Pedestrian Danger on Niagara Falls Boulevard is Part of a National Trend

June 14, 2018
Six pedestrians have been killed in recent years along a 1.7-mile section of the boulevard, a busy arterial street with several lanes of traffic just north of I-290. (John Hickey/News File photo)
Six pedestrians have been killed in recent years along a 1.7-mile section of the boulevard, a busy arterial street with several lanes of traffic just north of I-290.

The portion of Niagara Falls Boulevard that separates Amherst and Tonawanda north of the I-290 has a well-earned reputation as both a congested thoroughfare for motor vehicles driving on it and a deadly gambit for pedestrians trying to get across it.

According to a new national study, it also has a lot of company.

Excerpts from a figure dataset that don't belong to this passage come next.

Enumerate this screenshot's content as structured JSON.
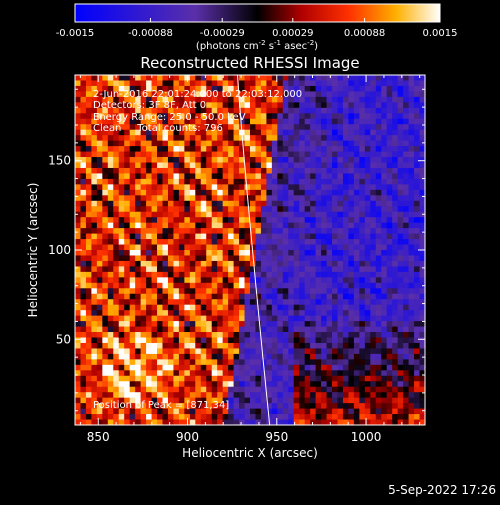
{
  "colorbar": {
    "min": -0.0015,
    "max": 0.0015,
    "tick_labels": [
      "-0.0015",
      "-0.00088",
      "-0.00029",
      "0.00029",
      "0.00088",
      "0.0015"
    ],
    "units_prefix": "(photons cm",
    "units_exp1": "-2",
    "units_mid": " s",
    "units_exp2": "-1",
    "units_mid2": " asec",
    "units_exp3": "-2",
    "units_suffix": ")",
    "colormap": "blue-purple-black-red-orange-yellow-white"
  },
  "chart_data": {
    "type": "heatmap",
    "title": "Reconstructed RHESSI Image",
    "xlabel": "Heliocentric X (arcsec)",
    "ylabel": "Heliocentric Y (arcsec)",
    "xlim": [
      837,
      1033
    ],
    "ylim": [
      2,
      198
    ],
    "x_ticks": [
      850,
      900,
      950,
      1000
    ],
    "y_ticks": [
      50,
      100,
      150
    ],
    "annotations": [
      "2-Jun-2016 22:01:24.000 to 22:03:12.000",
      "Detectors: 3F 8F, Att 0",
      "Energy Range: 25.0 - 50.0 keV",
      "Clean     Total counts: 796",
      "Position of Peak = [871,34]"
    ],
    "limb_line_color": "#ffffff",
    "peak_position": [
      871,
      34
    ]
  },
  "footer": {
    "date": "5-Sep-2022 17:26"
  }
}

Pedestrian deaths on arterials like Niagara Falls Boulevard increased 67 percent in the United States between 2009 and 2016, according to the report from the Insurance Institute for Highway Safety.

The report said almost the entire increase in pedestrian fatalities in the United States occurred on the 4 percent of streets that are defined as arterials, wide roads in cities and suburbs designed to carry heavy traffic traveling at or near expressway speeds.

It also contained another nugget that is applicable to the boulevard: Deaths on arterials increased 54 percent during “dark conditions.”